Aminoglycoside 6′-N-Acetyltransferase Variants of the Ib Type with Altered Substrate Profile in Clinical Isolates of Enterobacter cloacae and Citrobacter freundii
Abstract
Aminoglycoside 6′- N -Acetyltransferase Variants of the Ib Type with Altered Substrate Profile in Clinical Isolates of Enterobacter cloacae and Citrobacter freundii Isabelle Casin 1 , 2 , * , Florence Bordon 2 , † , Philippe Bertin 3 , Anne Coutrot 2 , Isabelle Podglajen 2 , Robert Brasseur 4 , and Ekkehard Collatz 2 Service de Microbiologie, Hôpital Saint-Louis, and Université Paris VII, 75010 Paris, 1 Laboratoire de Recherche Moléculaire sur les Antibiotiques, Université Paris VI, 75270 Paris Cedex 06, 2 and Unitéde Régulation de l’Expression Génétique, Institut Pasteur, 75724 Paris Cedex 15, 3 France, and Centre de Biophysique Moléculaire Numérique, Faculté des Sciences Agronomiques de Gembloux, B 5030 Gembloux, Belgium 4 ABSTRACT Three clinical isolates, Enterobacter cloacae EC1562 and EC1563 and Citrobacter freundii CFr564, displayed an aminoglycoside resistance profile evocative of low-level 6′- N acetyltransferase type II (AAC(6′)-II) production, which conferred reduced susceptibility to gentamicin but not to amikacin or isepamicin.
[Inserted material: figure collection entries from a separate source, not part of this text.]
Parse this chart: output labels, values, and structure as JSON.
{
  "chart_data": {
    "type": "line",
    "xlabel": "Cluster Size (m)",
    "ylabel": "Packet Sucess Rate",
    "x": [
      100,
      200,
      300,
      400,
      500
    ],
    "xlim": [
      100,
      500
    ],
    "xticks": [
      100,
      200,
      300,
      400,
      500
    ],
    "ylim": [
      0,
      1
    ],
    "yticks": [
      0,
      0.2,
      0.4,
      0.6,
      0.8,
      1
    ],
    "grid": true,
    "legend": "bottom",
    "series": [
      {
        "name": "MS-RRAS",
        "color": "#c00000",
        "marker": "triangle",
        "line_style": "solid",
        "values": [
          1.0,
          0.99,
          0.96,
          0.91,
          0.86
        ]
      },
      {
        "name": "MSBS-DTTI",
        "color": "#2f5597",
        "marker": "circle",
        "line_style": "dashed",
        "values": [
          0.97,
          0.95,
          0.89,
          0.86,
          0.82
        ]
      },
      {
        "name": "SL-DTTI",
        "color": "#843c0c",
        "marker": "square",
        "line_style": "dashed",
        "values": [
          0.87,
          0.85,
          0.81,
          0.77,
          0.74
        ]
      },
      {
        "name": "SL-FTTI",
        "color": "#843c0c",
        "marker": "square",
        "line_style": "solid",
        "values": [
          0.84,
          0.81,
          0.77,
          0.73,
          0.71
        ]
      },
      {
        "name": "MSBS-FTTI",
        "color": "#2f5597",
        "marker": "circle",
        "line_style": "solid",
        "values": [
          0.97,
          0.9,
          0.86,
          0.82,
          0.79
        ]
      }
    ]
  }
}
Aminoglycoside acetyltransferase assays suggested the synthesis in the three strains of an AAC(6′) which acetylated amikacin practically as well as it acetylated gentamicin in vitro. Both compounds, however, as well as isepamicin, retained good bactericidal activity against the three strains. The aac genes were borne by conjugative plasmids (pLMM562 and pLMM564 of ca. 100 kb and pLMM563 of ca. 20 kb). By PCR mapping and nucleotide sequence analysis, an aac(6′)-Ib gene was found in each strain upstream of an ant (3")-I gene in a sulI -type integron. The size of the AAC(6′)-Ib variant encoded by pLMM562 and pLMM564, AAC(6′)-Ib 7 , was deduced to be 184 (or 177) amino acids long, whereas in pLMM563 a 21-bp duplication allowing the recruitment of a start codon resulted in the translation of a variant, AAC(6′)-Ib 8 , of 196 amino acids, in agreement with size estimates obtained by Western blot analysis. Both variants had at position 119 a serine instead of the leucine typical for the AAC(6′)-Ib variants conferring resistance to amikacin. By using methods that predict the secondary structure, these two amino acids appear to condition an α-helical structure within a putative aminoglycoside binding domain of AAC(6′)-Ib variants.